Четверть часа спустя они оказались у калитки в садовой стене, выходившей на другую улицу. Любимец Сен пропал по пути — наверное, решил, что хозяйке больше ничего не угрожает.
— Приходи еще, — бросила «принцесса», изо всех сил стараясь, чтобы голос звучал безразлично. — Калитка всегда заперта, но я увижу тебя в телескоп и отопру.
— Я не знаю, — замялся Кай. — Что, если это станет известно? Твои родители…
Сен усмехнулась:
— Мой рыцарь боится?! Зря. Всем все равно. — Она чуть помолчала и наконец выдавила, кривя губы: — Так ты придешь?
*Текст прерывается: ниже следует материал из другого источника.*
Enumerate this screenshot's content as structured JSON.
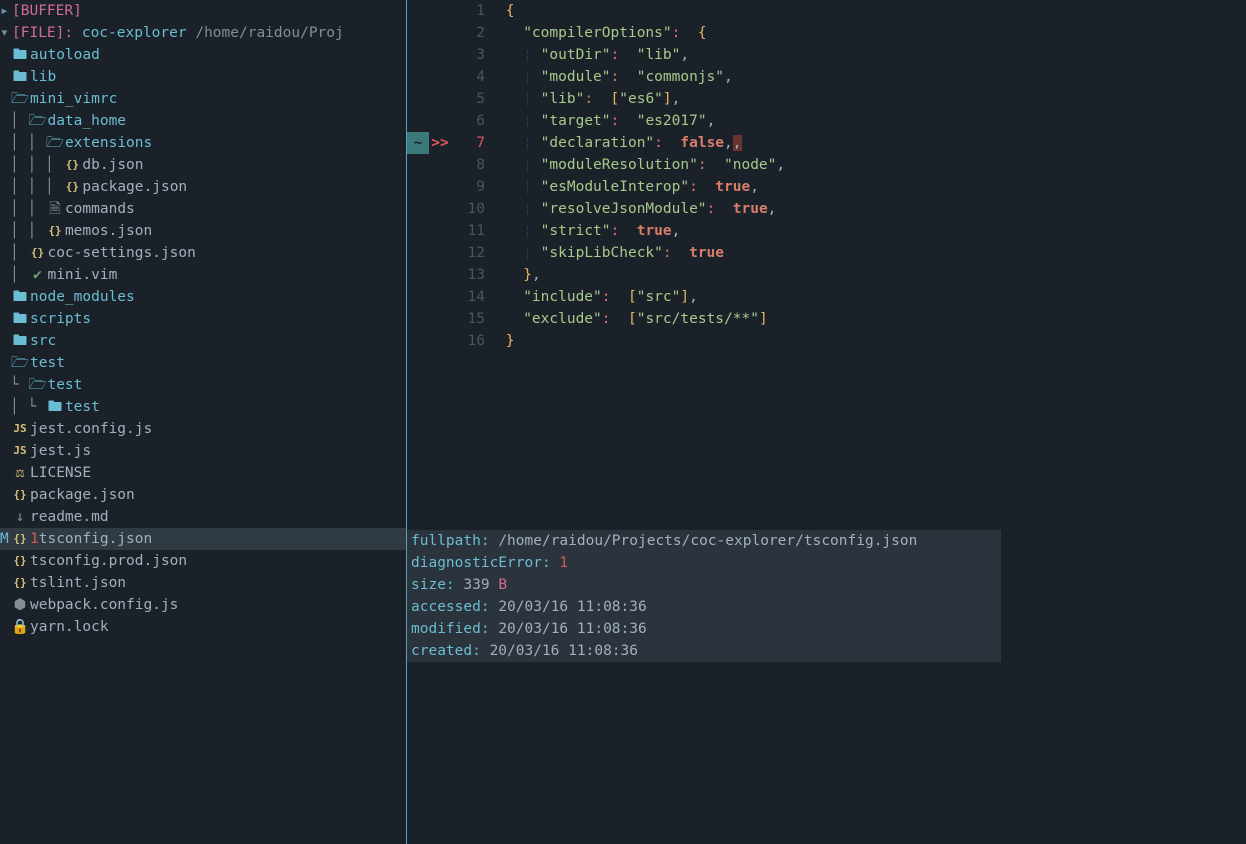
{
  "explorer": {
    "buffer_label": "[BUFFER]",
    "file_label": "[FILE]:",
    "project_name": "coc-explorer",
    "project_path": "/home/raidou/Proj",
    "selected_flag": "M",
    "selected_err": "1",
    "tree": [
      {
        "depth": 2,
        "icon": "folder",
        "label": "autoload",
        "cls": "folder"
      },
      {
        "depth": 2,
        "icon": "folder",
        "label": "lib",
        "cls": "folder"
      },
      {
        "depth": 2,
        "icon": "folder-open",
        "label": "mini_vimrc",
        "cls": "folder"
      },
      {
        "depth": 3,
        "icon": "folder-open",
        "label": "data_home",
        "cls": "folder",
        "pipe": true
      },
      {
        "depth": 4,
        "icon": "folder-open",
        "label": "extensions",
        "cls": "folder",
        "pipe": true
      },
      {
        "depth": 5,
        "icon": "json",
        "label": "db.json",
        "cls": "file",
        "pipe": true
      },
      {
        "depth": 5,
        "icon": "json",
        "label": "package.json",
        "cls": "file",
        "last": true,
        "pipe": true
      },
      {
        "depth": 4,
        "icon": "doc",
        "label": "commands",
        "cls": "file",
        "pipe": true
      },
      {
        "depth": 4,
        "icon": "json",
        "label": "memos.json",
        "cls": "file",
        "last": true,
        "pipe": true
      },
      {
        "depth": 3,
        "icon": "json",
        "label": "coc-settings.json",
        "cls": "file",
        "pipe": true
      },
      {
        "depth": 3,
        "icon": "vim",
        "label": "mini.vim",
        "cls": "file",
        "last": true,
        "pipe": true
      },
      {
        "depth": 2,
        "icon": "folder",
        "label": "node_modules",
        "cls": "folder"
      },
      {
        "depth": 2,
        "icon": "folder",
        "label": "scripts",
        "cls": "folder"
      },
      {
        "depth": 2,
        "icon": "folder",
        "label": "src",
        "cls": "folder"
      },
      {
        "depth": 2,
        "icon": "folder-open",
        "label": "test",
        "cls": "folder"
      },
      {
        "depth": 3,
        "icon": "folder-open",
        "label": "test",
        "cls": "folder",
        "last": true,
        "pipe": true,
        "corner": true
      },
      {
        "depth": 4,
        "icon": "folder",
        "label": "test",
        "cls": "folder",
        "last": true,
        "pipe": true,
        "corner": true
      },
      {
        "depth": 2,
        "icon": "js",
        "label": "jest.config.js",
        "cls": "file"
      },
      {
        "depth": 2,
        "icon": "js",
        "label": "jest.js",
        "cls": "file"
      },
      {
        "depth": 2,
        "icon": "license",
        "label": "LICENSE",
        "cls": "file"
      },
      {
        "depth": 2,
        "icon": "json",
        "label": "package.json",
        "cls": "file"
      },
      {
        "depth": 2,
        "icon": "md",
        "label": "readme.md",
        "cls": "file"
      },
      {
        "depth": 2,
        "icon": "json",
        "label": "tsconfig.json",
        "cls": "file",
        "selected": true
      },
      {
        "depth": 2,
        "icon": "json",
        "label": "tsconfig.prod.json",
        "cls": "file"
      },
      {
        "depth": 2,
        "icon": "json",
        "label": "tslint.json",
        "cls": "file"
      },
      {
        "depth": 2,
        "icon": "webpack",
        "label": "webpack.config.js",
        "cls": "file"
      },
      {
        "depth": 2,
        "icon": "lock",
        "label": "yarn.lock",
        "cls": "file"
      }
    ]
  },
  "editor": {
    "current_line": 7,
    "lines": [
      {
        "n": 1,
        "tokens": [
          [
            "brace",
            "{"
          ]
        ]
      },
      {
        "n": 2,
        "tokens": [
          [
            "ws",
            "  "
          ],
          [
            "key",
            "\"compilerOptions\""
          ],
          [
            "op",
            ":"
          ],
          [
            "ws",
            " "
          ],
          [
            "brace",
            "{"
          ]
        ]
      },
      {
        "n": 3,
        "tokens": [
          [
            "ws",
            "    "
          ],
          [
            "key",
            "\"outDir\""
          ],
          [
            "op",
            ":"
          ],
          [
            "ws",
            " "
          ],
          [
            "str",
            "\"lib\""
          ],
          [
            "punct",
            ","
          ]
        ]
      },
      {
        "n": 4,
        "tokens": [
          [
            "ws",
            "    "
          ],
          [
            "key",
            "\"module\""
          ],
          [
            "op",
            ":"
          ],
          [
            "ws",
            " "
          ],
          [
            "str",
            "\"commonjs\""
          ],
          [
            "punct",
            ","
          ]
        ]
      },
      {
        "n": 5,
        "tokens": [
          [
            "ws",
            "    "
          ],
          [
            "key",
            "\"lib\""
          ],
          [
            "op",
            ":"
          ],
          [
            "ws",
            " "
          ],
          [
            "brace",
            "["
          ],
          [
            "str",
            "\"es6\""
          ],
          [
            "brace",
            "]"
          ],
          [
            "punct",
            ","
          ]
        ]
      },
      {
        "n": 6,
        "tokens": [
          [
            "ws",
            "    "
          ],
          [
            "key",
            "\"target\""
          ],
          [
            "op",
            ":"
          ],
          [
            "ws",
            " "
          ],
          [
            "str",
            "\"es2017\""
          ],
          [
            "punct",
            ","
          ]
        ]
      },
      {
        "n": 7,
        "tokens": [
          [
            "ws",
            "    "
          ],
          [
            "key",
            "\"declaration\""
          ],
          [
            "op",
            ":"
          ],
          [
            "ws",
            " "
          ],
          [
            "bool",
            "false"
          ],
          [
            "punct",
            ","
          ],
          [
            "err",
            ","
          ]
        ],
        "modified": true,
        "error": true
      },
      {
        "n": 8,
        "tokens": [
          [
            "ws",
            "    "
          ],
          [
            "key",
            "\"moduleResolution\""
          ],
          [
            "op",
            ":"
          ],
          [
            "ws",
            " "
          ],
          [
            "str",
            "\"node\""
          ],
          [
            "punct",
            ","
          ]
        ]
      },
      {
        "n": 9,
        "tokens": [
          [
            "ws",
            "    "
          ],
          [
            "key",
            "\"esModuleInterop\""
          ],
          [
            "op",
            ":"
          ],
          [
            "ws",
            " "
          ],
          [
            "bool",
            "true"
          ],
          [
            "punct",
            ","
          ]
        ]
      },
      {
        "n": 10,
        "tokens": [
          [
            "ws",
            "    "
          ],
          [
            "key",
            "\"resolveJsonModule\""
          ],
          [
            "op",
            ":"
          ],
          [
            "ws",
            " "
          ],
          [
            "bool",
            "true"
          ],
          [
            "punct",
            ","
          ]
        ]
      },
      {
        "n": 11,
        "tokens": [
          [
            "ws",
            "    "
          ],
          [
            "key",
            "\"strict\""
          ],
          [
            "op",
            ":"
          ],
          [
            "ws",
            " "
          ],
          [
            "bool",
            "true"
          ],
          [
            "punct",
            ","
          ]
        ]
      },
      {
        "n": 12,
        "tokens": [
          [
            "ws",
            "    "
          ],
          [
            "key",
            "\"skipLibCheck\""
          ],
          [
            "op",
            ":"
          ],
          [
            "ws",
            " "
          ],
          [
            "bool",
            "true"
          ]
        ]
      },
      {
        "n": 13,
        "tokens": [
          [
            "ws",
            "  "
          ],
          [
            "brace",
            "}"
          ],
          [
            "punct",
            ","
          ]
        ]
      },
      {
        "n": 14,
        "tokens": [
          [
            "ws",
            "  "
          ],
          [
            "key",
            "\"include\""
          ],
          [
            "op",
            ":"
          ],
          [
            "ws",
            " "
          ],
          [
            "brace",
            "["
          ],
          [
            "str",
            "\"src\""
          ],
          [
            "brace",
            "]"
          ],
          [
            "punct",
            ","
          ]
        ]
      },
      {
        "n": 15,
        "tokens": [
          [
            "ws",
            "  "
          ],
          [
            "key",
            "\"exclude\""
          ],
          [
            "op",
            ":"
          ],
          [
            "ws",
            " "
          ],
          [
            "brace",
            "["
          ],
          [
            "str",
            "\"src/tests/**\""
          ],
          [
            "brace",
            "]"
          ]
        ]
      },
      {
        "n": 16,
        "tokens": [
          [
            "brace",
            "}"
          ]
        ]
      }
    ]
  },
  "info": {
    "fullpath_label": "fullpath:",
    "fullpath": "/home/raidou/Projects/coc-explorer/tsconfig.json",
    "diag_label": "diagnosticError:",
    "diag": "1",
    "size_label": "size:",
    "size_num": "339",
    "size_unit": "B",
    "accessed_label": "accessed:",
    "accessed": "20/03/16 11:08:36",
    "modified_label": "modified:",
    "modified": "20/03/16 11:08:36",
    "created_label": "created:",
    "created": "20/03/16 11:08:36"
  },
  "icons": {
    "folder": "🖿",
    "folder-open": "🗁",
    "json": "{}",
    "doc": "🗎",
    "vim": "✔",
    "js": "JS",
    "license": "⚖",
    "md": "↓",
    "webpack": "⬢",
    "lock": "🔒"
  }
}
В этот момент Кай понял все: замученных кукол, игры на костях, подзорную трубу, показывающую только врагов. Сен была одинока так же, как и он. Родители наверняка знали о ее даре — или, по церруканским понятиям, уродстве. Они использовали положение и власть, чтобы спрятать свой позор, свой темный секрет за высокими стенами. Подальше от любопытных глаз и ушей, чтобы, не дай Ягуар, никто не догадался. Девочке не с кем было играть, и она придумала себе фрейлин, эльфов и тюремщиков. Возможно, по стечению обстоятельств, Кай оказался первым за долгое время человеком, который уделил ей внимание. Пусть даже по принуждению. Или не только?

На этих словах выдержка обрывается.